Sustaining the change
Following the Appreciative Inquiry process there was enthusiasm for the agreed changes to happen and current strengths to be built upon. However, it was not clear how to implement these in practice and what had been tried previously would just be repeated. Manager A therefore decided to introduce the Plan Do Study Act cycle as a means to encourage the project groups and the staff team as a whole to pilot new ways of working and learn from what worked and what was less successful. Following a training session at the staff meetings, the deputy managers then explained the process to the project groups and took a lead in facilitating the Plan Do Study Act cycles that built on their ideas. One example was in trying to involve people more actively in their own reviews.

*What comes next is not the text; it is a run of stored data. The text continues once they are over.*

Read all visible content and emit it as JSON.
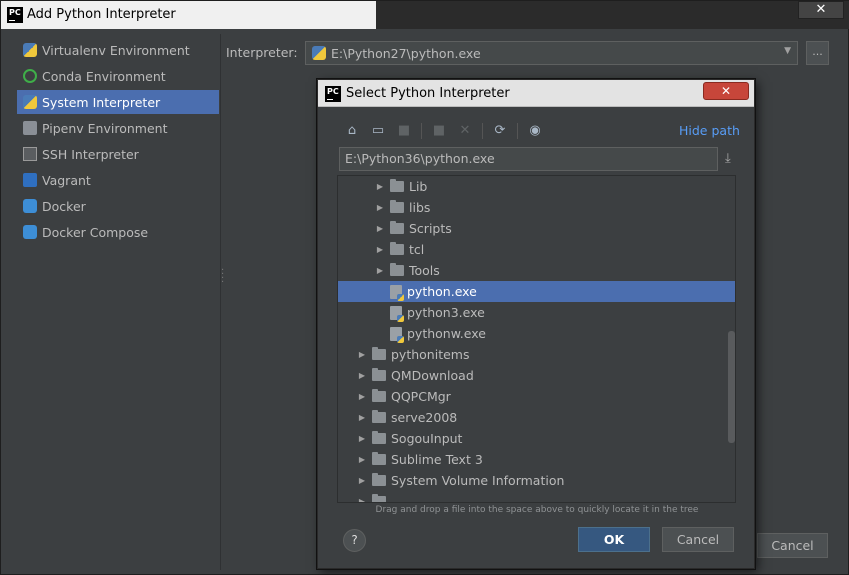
{
  "window": {
    "title": "Add Python Interpreter",
    "close_glyph": "✕",
    "app_logo_text": "PC"
  },
  "sidebar": {
    "items": [
      {
        "label": "Virtualenv Environment",
        "icon": "python-icon",
        "selected": false
      },
      {
        "label": "Conda Environment",
        "icon": "conda-ring-icon",
        "selected": false
      },
      {
        "label": "System Interpreter",
        "icon": "python-icon",
        "selected": true
      },
      {
        "label": "Pipenv Environment",
        "icon": "pipenv-icon",
        "selected": false
      },
      {
        "label": "SSH Interpreter",
        "icon": "terminal-icon",
        "selected": false
      },
      {
        "label": "Vagrant",
        "icon": "vagrant-icon",
        "selected": false
      },
      {
        "label": "Docker",
        "icon": "docker-icon",
        "selected": false
      },
      {
        "label": "Docker Compose",
        "icon": "docker-icon",
        "selected": false
      }
    ]
  },
  "main": {
    "interpreter_label": "Interpreter:",
    "interpreter_value": "E:\\Python27\\python.exe",
    "browse_label": "...",
    "cancel_label": "Cancel"
  },
  "dialog": {
    "title": "Select Python Interpreter",
    "close_glyph": "✕",
    "hide_path_label": "Hide path",
    "path_value": "E:\\Python36\\python.exe",
    "toolbar_icons": [
      "home-icon",
      "desktop-icon",
      "project-folder-icon",
      "new-folder-icon",
      "delete-icon",
      "refresh-icon",
      "show-hidden-icon"
    ],
    "tree": [
      {
        "label": "Lib",
        "type": "folder",
        "level": 2,
        "expandable": true,
        "selected": false
      },
      {
        "label": "libs",
        "type": "folder",
        "level": 2,
        "expandable": true,
        "selected": false
      },
      {
        "label": "Scripts",
        "type": "folder",
        "level": 2,
        "expandable": true,
        "selected": false
      },
      {
        "label": "tcl",
        "type": "folder",
        "level": 2,
        "expandable": true,
        "selected": false
      },
      {
        "label": "Tools",
        "type": "folder",
        "level": 2,
        "expandable": true,
        "selected": false
      },
      {
        "label": "python.exe",
        "type": "file",
        "level": 2,
        "expandable": false,
        "selected": true
      },
      {
        "label": "python3.exe",
        "type": "file",
        "level": 2,
        "expandable": false,
        "selected": false
      },
      {
        "label": "pythonw.exe",
        "type": "file",
        "level": 2,
        "expandable": false,
        "selected": false
      },
      {
        "label": "pythonitems",
        "type": "folder",
        "level": 1,
        "expandable": true,
        "selected": false
      },
      {
        "label": "QMDownload",
        "type": "folder",
        "level": 1,
        "expandable": true,
        "selected": false
      },
      {
        "label": "QQPCMgr",
        "type": "folder",
        "level": 1,
        "expandable": true,
        "selected": false
      },
      {
        "label": "serve2008",
        "type": "folder",
        "level": 1,
        "expandable": true,
        "selected": false
      },
      {
        "label": "SogouInput",
        "type": "folder",
        "level": 1,
        "expandable": true,
        "selected": false
      },
      {
        "label": "Sublime Text 3",
        "type": "folder",
        "level": 1,
        "expandable": true,
        "selected": false
      },
      {
        "label": "System Volume Information",
        "type": "folder",
        "level": 1,
        "expandable": true,
        "selected": false
      }
    ],
    "hint": "Drag and drop a file into the space above to quickly locate it in the tree",
    "help_label": "?",
    "ok_label": "OK",
    "cancel_label": "Cancel"
  }
}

It was recognised that each person would require a tailored approach for them (i.e. an individual Plan Do Study Act around each person’s engagement) but that there was also general learning for how the staff as a group engaged (i.e. a group cycle that combined the learning and innovation from the individual Plan Do Study Acts).
One year after the implementation began Manager A repeated the ‘Discovery’ phase to review what was going well to date and to refresh the shared ‘Dream’. Renewing the vision together enables the final stage of Appreciative Inquiry, ‘Destiny’, to be achieved and Manager A noted that those who participated seemed more comfortable with the approach than the first time they had been asked to contribute.